En pleine époque yé-yé, Michel Louvain connaît de nombreux succès sans sacrifier aux guitares bruyantes mais propose plutôt des titres comme "Plus je t'entend", "Auprès de ton coeur", "Pourquoi donc as-tu brisé mon coeur", "Magali. Le 5 juin 1965, le Gala des artistes couronne Michel Louvain et Margot Lefèvre Monsieur et Miss Radio-Télévision. Les deux artistes lanceront quelques semaines plus tard un album commémporatif: "Gala 65 avec Margot et Michel", enregistré à Nashville et commandité par Coca-Cola.

Au fil des enregistrements, un interprète développe généralement des affinités avec certains auteurs-compositeurs. Dans le cas de Louvain, s'il puise régulièrement au répertoire français, il compte aussi sur des collaborations suivies avec l'auteure-compositrice Cécile Coulombe ("Tu n'as pas compris", "Obsession"' "Ma vie lui appartient"), l'artiste suisse qui résidera plusieurs années au Québec Pierre Dudan ("Ami amie", "Mélancolie", "Le vieux manoir" en plus du populaire "Clopin clopant") et le prolifique Pierre Nolès qui alimente aussi plusieurs artistes de la maison Apex: Donald Lautrec, Pierre Lalonde, Ginette Sage, Ginette Reno, Denise Brousseau, etc. Le titre le plus mémorable que Nolès signe pour Michel Louvain est bien entendu "Sylvie", chanson qui sera reprise par divers artistes de passage au Québec, tels les Del Campo Twins et Los Isleños Trio. Nolès sera également l'auteur de plusieurs autres titres au fil des ans.

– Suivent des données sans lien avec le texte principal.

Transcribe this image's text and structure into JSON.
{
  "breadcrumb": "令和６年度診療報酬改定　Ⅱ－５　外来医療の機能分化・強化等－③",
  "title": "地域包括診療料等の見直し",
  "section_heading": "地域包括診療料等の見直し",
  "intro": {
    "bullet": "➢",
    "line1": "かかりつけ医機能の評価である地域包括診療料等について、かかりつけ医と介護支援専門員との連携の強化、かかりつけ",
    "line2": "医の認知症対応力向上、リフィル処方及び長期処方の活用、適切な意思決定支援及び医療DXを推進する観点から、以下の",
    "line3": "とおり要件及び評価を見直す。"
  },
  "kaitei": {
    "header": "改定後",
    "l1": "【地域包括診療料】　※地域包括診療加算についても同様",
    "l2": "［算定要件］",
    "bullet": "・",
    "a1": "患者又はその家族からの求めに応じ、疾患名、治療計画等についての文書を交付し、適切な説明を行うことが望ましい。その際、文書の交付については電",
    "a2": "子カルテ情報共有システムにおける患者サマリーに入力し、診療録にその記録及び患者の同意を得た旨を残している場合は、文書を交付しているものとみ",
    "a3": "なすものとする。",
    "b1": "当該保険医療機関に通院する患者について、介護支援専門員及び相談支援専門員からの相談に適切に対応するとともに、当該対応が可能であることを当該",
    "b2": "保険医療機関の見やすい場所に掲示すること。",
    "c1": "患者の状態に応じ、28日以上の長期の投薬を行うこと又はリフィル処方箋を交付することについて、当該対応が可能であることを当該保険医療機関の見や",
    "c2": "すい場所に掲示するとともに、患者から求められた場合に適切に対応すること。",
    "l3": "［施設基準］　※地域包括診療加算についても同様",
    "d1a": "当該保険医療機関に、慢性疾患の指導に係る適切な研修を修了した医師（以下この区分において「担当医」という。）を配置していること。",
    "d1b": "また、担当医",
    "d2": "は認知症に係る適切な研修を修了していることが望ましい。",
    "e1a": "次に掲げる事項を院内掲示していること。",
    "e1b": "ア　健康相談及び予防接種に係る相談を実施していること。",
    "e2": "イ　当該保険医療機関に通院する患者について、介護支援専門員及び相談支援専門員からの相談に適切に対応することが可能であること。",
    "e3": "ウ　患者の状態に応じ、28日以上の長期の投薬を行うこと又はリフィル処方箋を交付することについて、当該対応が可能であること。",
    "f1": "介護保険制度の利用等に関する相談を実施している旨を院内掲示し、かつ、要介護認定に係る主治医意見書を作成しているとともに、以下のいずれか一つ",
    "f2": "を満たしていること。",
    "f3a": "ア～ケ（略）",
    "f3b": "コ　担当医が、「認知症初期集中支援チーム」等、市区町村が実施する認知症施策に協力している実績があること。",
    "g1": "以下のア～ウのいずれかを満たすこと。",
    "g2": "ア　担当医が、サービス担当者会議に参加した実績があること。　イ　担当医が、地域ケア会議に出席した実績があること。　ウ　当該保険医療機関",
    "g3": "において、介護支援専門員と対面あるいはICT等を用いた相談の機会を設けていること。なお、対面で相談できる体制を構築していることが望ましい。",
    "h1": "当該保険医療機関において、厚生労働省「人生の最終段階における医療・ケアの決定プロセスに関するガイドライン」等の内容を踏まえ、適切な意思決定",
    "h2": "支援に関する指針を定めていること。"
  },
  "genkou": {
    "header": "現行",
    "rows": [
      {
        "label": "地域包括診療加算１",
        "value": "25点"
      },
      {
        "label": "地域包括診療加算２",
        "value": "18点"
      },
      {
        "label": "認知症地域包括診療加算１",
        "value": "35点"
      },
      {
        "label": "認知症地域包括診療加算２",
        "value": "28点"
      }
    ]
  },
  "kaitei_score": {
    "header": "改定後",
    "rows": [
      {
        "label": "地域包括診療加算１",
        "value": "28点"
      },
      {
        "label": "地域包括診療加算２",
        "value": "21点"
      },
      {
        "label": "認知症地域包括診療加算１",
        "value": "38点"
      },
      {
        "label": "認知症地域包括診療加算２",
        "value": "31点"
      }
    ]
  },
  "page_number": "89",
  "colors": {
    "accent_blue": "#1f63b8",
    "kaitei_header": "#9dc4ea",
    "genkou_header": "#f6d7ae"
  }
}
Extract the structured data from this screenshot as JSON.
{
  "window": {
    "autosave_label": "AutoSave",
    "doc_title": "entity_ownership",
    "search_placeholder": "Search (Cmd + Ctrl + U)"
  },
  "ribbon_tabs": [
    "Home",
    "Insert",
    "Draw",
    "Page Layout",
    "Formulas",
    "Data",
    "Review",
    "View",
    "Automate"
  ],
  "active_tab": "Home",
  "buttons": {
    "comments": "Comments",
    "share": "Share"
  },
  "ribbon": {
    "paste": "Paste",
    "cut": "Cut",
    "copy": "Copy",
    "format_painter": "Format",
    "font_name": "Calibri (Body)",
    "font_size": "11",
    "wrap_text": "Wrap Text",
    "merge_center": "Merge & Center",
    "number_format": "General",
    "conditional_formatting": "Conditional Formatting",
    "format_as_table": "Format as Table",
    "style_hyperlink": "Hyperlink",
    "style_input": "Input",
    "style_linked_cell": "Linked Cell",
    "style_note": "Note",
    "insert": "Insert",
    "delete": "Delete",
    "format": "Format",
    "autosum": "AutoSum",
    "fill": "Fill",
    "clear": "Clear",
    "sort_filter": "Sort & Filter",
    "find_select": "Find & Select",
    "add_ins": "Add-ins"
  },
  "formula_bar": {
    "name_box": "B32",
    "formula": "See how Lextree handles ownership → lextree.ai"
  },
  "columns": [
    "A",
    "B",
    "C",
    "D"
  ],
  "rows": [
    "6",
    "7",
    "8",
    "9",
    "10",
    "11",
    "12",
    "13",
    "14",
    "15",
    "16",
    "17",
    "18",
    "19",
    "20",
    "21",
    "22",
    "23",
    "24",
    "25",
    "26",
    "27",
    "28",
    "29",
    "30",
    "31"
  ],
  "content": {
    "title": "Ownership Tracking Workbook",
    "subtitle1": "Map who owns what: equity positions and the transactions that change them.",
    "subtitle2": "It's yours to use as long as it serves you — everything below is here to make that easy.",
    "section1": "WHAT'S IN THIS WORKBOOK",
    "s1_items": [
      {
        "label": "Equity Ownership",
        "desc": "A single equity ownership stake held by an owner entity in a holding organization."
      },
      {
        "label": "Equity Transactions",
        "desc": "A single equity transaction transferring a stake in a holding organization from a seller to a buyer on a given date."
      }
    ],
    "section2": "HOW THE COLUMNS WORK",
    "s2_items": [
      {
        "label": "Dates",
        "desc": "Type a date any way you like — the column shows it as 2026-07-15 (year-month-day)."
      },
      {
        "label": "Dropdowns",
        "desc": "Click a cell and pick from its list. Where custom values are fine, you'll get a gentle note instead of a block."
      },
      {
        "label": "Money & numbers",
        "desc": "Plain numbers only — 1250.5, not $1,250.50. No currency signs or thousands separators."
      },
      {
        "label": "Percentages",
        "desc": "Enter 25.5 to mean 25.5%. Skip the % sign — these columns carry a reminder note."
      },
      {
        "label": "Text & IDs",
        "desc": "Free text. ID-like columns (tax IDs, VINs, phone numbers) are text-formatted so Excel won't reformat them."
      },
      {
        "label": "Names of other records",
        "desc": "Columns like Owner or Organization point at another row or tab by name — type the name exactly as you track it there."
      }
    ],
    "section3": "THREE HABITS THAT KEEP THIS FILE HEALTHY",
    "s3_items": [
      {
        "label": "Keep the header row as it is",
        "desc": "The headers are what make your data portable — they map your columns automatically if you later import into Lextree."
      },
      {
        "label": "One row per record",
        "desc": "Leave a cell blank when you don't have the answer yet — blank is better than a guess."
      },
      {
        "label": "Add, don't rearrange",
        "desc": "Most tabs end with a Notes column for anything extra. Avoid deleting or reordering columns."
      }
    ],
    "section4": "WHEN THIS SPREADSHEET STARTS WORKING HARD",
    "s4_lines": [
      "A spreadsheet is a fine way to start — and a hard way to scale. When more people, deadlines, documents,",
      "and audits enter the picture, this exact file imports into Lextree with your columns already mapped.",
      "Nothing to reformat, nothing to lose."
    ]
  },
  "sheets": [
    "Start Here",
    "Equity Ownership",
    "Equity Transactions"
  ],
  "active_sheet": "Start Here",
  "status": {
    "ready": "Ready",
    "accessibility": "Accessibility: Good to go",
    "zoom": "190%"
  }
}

Parallèlement à sa carrière de chanteur, Michel Louvain s'est souvent fait animateur à la télévision. Dès l'été 1963, il est l'hôte de l'émission hebdomadaire Sous le ciel de Montréal, une continuité entièrement tournée en extérieurs, chose plutôt rare à l'époque, en compagnie de Lise Watier. Suivront Ciel d'été, Nous les amoureux et Formi... formidable. Cette émission gardera l'antenne pendant deux ans, en 1966-67 et en 1967-68.

En 1966, le département des ventes de la maison Apex souligne le pressage du millionième disque portant le nom de Michel Louvain. Il s'agit sans doute d'un exemplaire de "Plaisirs de la nuit", chanson qui domine les palmarès des deux côtés de la frontière, l'original étant le succès "Strangers In The Night" qui marque le retour de Frank Sinatra au sommet du hit parade, exactement 11 ans après son précédent # 1 qui remontait à... 1955. Quelques semaines plus tard, Michel récidive avec un autre titre de Sinatra (père et fille) en compagnie de Dominique Michel: "Je t'aime", version de "Somethin' Stupid".

La fin des années soixante apporte plusieurs changements dans le monde du disque et de la chanson pop. Bien qu'il connaisse encore des succès au palmarès avec "Poupée de bonbon", "C'était notre chanson", "Souvenir" ou la reprise de "Sayonara" d'Hervé Villard, Michel Louvain est devenu un artiste dont la carrière se conjugue surtout à 33 rpm. "Rarissimo", une nouvelle initiative de Coca-Cola réunissant cette fois Michel et Michèle (Richard) paraît au tout début '68 et sera suivi, à l'automne, d'un nouvel album à saveur fortement hawaïenne: "Souvenirs exotiques" où il reprend, entre autres standards, la populaire "Yesterday" des Beatles, devenue "Je croyais".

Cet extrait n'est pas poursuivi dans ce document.